Okula doğru umutsuzca yürüdüğümüz sırada bando sesleri duyuyoruz şaşkınlıkla. Ümit ile birbirimize bakıyoruz. Bir an Gülten geliyor aklımıza. Beyaz etekli, kırmızı ceketli bando kıyafeti içinde ne kadar tatlı olabileceği geçiyor aklımdan. Keşke üç yaş büyük olmasaydı bizden. Ümit omzuma vuruyor.
“Hadi lan gidelim, kurtuluş törenleri için prova yapıyorlar herhalde.”
“Millet toplanmıştır ama, hocalar da orada olabilir.”
“Bahçe duvarından gizlice bakarız senin deli orada mı diye.”
“Oğlum ne yapacağım bu saat işini?”
“Bir şey düşünüyorum.”
“Bir şey mi?”
“Dayağa talimliyim ben.”
“Ne diyorsun, anlamadım?”
“Ya bak, saati ben buldum ve paraya ihtiyacım olduğu için sattım diyeceğim. Ne çulsuz olduğumu biliyor herkes.”
“Delilik.”
“Hep o yapacak değil ya.”
“Böyle bir şeye razı olmam.”
“Ya hele şu bandoyu, yani Gülten’i izleyelim biraz, bakarız bir çaresine. Zaten bulamadık işte. Ne yapabiliriz ki.”
“Lan Ümit, beni böyle sevdiğini bilmezdim.”
“Oğlum sende kimseye kıyamadığın futbol topunu bana vermiyor musun?”
“Bir şey soracaktım. Dayağa talimliyim dedin ya. Çok mu dövüyor baban?”
“Babam, annem fark etmiyor.”
“Ne yapıyorsun da?”
“Bir şey yaptığımdan değil, el alışkanlığı onların ki. Siz de nasıl durum?”
“Babam dayakçı değil, ama sözleri dayaktan beterdir bazen.”
Orta okul ve lise binalarının camlarına akşam güneşi vuruyor. Bahçe duvarının arkasına saklanıp, provayı seyrediyoruz gizlice. Ümit’in dediğine göre felsefeci ortalıkta görünmüyormuş. Yine de korkumdan yarım yamalak seyrediyorum gösteriyi. Öğrenciler, bazı öğretmenler, kasabadan birileri toplanmış. Trampeti çaldıkça Gülten’in kumral saçları yüzüne dökülüyor. Biçimli ağzı, gamzeleri yakıcı. Şu saat işi bir de felsefeci olmasa her şey ne kadar da güzel olacaktı.
            O sırada Ümit, kasabanın delisi Ahmet’i işaret ediyor. Bol gelen bir ceket var üzerinde. Pantolon kemerini kazağının üzerinden bağlamış. Bando müziği ve alkışlar eşliğinde tören yürüyüşü yapıyor, dans ediyor, gülüşmeler arasında. 
“Lan koluna bak”, diyor Ümit.
“Ne var ki kolunda?”
“Kırık camlı bir saat var, o bulmuş olmasın?”

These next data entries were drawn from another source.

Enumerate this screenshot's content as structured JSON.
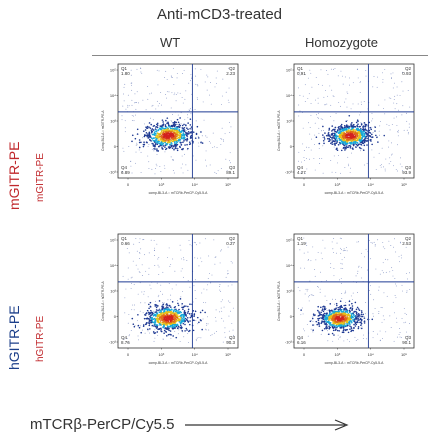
{
  "title": "Anti-mCD3-treated",
  "columns": [
    "WT",
    "Homozygote"
  ],
  "row_side_labels": {
    "row1_left": "mGITR-PE",
    "row1_right": "mGITR-PE",
    "row2_left": "hGITR-PE",
    "row2_right": "hGITR-PE"
  },
  "x_axis_label": "mTCRβ-PerCP/Cy5.5",
  "panel_axis": {
    "x_caption": "comp-BL3-A :: mTCRb-PerCP-Cy5-5-A",
    "y_caption_row1": "Comp-BL2-A :: mGITR-PE-A",
    "y_caption_row2": "Comp-BL2-A :: hGITR-PE-A",
    "x_ticks": [
      "0",
      "10³",
      "10⁴",
      "10⁵"
    ],
    "y_ticks": [
      "-10³",
      "0",
      "10³",
      "10⁴",
      "10⁵"
    ]
  },
  "panels": [
    {
      "q1": "Q1",
      "q1v": "1.80",
      "q2": "Q2",
      "q2v": "2.23",
      "q3": "Q3",
      "q3v": "89.1",
      "q4": "Q4",
      "q4v": "6.89"
    },
    {
      "q1": "Q1",
      "q1v": "0.91",
      "q2": "Q2",
      "q2v": "0.93",
      "q3": "Q3",
      "q3v": "93.9",
      "q4": "Q4",
      "q4v": "4.27"
    },
    {
      "q1": "Q1",
      "q1v": "0.66",
      "q2": "Q2",
      "q2v": "0.27",
      "q3": "Q3",
      "q3v": "90.3",
      "q4": "Q4",
      "q4v": "8.76"
    },
    {
      "q1": "Q1",
      "q1v": "1.19",
      "q2": "Q2",
      "q2v": "2.53",
      "q3": "Q3",
      "q3v": "90.1",
      "q4": "Q4",
      "q4v": "6.16"
    }
  ],
  "colors": {
    "title_text": "#333333",
    "side_label": "#c0282c",
    "hgitr_label": "#1c3f8a",
    "gate_line": "#1f3a93",
    "dot_blue": "#1f3a93",
    "dot_cyan": "#17a8d8",
    "dot_yellow": "#e6c11a",
    "dot_orange": "#e06a1a",
    "dot_red": "#d3201f"
  }
}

Ahmet’i bir köşeye çekip saati kontrol etmeyi planlarken, üst sınıflardan birinin bahçe duvarının üzerinden bize doğru geldiğini fark ediyoruz.
“Ne saklanıyorsunuz lan, orta okul bebeleri?”

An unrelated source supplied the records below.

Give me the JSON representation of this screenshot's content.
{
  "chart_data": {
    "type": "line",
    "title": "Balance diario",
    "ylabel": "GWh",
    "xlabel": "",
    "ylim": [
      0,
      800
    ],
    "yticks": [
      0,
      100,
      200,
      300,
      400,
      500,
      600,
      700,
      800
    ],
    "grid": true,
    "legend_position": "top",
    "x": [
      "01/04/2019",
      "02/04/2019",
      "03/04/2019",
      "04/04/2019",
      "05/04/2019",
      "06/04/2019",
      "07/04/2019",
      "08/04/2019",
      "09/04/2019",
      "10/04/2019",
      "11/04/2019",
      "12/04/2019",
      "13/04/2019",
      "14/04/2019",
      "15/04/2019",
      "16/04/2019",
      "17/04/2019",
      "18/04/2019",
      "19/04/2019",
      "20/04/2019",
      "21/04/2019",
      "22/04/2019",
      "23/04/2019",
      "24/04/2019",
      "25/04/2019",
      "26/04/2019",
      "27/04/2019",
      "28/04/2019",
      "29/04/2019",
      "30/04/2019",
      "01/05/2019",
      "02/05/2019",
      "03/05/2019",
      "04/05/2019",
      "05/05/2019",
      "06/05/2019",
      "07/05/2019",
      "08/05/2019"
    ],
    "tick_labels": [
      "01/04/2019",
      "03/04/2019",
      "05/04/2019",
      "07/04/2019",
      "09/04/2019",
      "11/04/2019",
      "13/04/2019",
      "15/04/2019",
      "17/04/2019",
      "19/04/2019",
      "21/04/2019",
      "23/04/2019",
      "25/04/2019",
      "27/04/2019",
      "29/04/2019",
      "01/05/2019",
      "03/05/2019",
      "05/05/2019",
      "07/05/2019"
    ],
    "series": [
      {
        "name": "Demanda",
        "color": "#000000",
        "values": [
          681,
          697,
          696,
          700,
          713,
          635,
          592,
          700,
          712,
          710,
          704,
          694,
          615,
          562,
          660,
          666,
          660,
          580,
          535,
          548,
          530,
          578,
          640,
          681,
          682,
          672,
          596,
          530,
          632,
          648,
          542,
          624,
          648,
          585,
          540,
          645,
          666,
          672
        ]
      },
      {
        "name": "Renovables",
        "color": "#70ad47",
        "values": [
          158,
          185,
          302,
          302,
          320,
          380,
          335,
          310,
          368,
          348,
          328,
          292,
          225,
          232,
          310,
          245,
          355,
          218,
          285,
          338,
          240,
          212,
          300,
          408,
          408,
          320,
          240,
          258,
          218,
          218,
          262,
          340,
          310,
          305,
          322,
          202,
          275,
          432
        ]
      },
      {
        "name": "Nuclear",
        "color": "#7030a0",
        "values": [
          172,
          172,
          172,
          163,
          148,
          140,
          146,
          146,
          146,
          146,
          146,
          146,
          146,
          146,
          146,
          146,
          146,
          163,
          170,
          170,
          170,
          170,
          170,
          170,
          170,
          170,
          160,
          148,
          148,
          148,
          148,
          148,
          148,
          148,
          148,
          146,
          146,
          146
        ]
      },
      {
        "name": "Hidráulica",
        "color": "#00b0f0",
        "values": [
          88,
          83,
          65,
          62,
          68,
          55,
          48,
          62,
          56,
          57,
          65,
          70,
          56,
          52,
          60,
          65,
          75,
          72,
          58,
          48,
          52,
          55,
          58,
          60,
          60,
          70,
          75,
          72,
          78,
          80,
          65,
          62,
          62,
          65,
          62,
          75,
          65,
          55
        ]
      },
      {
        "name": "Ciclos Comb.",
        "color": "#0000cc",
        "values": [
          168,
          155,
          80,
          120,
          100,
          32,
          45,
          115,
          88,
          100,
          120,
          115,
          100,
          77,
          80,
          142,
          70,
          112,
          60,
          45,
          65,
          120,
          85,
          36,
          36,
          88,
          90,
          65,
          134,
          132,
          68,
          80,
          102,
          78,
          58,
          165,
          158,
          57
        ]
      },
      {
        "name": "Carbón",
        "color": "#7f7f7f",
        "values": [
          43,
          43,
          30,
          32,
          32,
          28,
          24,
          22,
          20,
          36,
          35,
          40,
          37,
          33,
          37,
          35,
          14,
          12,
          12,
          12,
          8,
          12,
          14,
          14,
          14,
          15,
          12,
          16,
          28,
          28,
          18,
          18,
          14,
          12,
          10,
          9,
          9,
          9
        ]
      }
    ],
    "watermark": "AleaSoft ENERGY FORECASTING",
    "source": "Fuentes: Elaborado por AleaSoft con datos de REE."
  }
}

“Yok abi oturuyorduk öyle.”
“Sigara mı içiyorsunuz yoksa?”
“Yok abi.”
“Bugün olanları duydunuz mu?”
“Ne oldu ki?”
“Deli felsefeciyi sürmüşler.”
“Sürmüşler mi?”
“Gülten’e mektup yazmış meğer. Mektup da hocaların eline geçmiş birkaç gün önce. Ne zamandır çare arıyormuş adamlar. Dayakçılığına bir şey yapmalarını beklemiyorlarmış ama mektup işine hassastır diye müdüre gitmişler. İş kaymakama yansımış. Anlayacağınız bugün sürmüşler herifi.”
Ümit ile birbirimize bakıyoruz. Karışık figürlerle ortalığı kasıp kavuran deli Ahmet’e doğru koşup oynamaya başlıyoruz.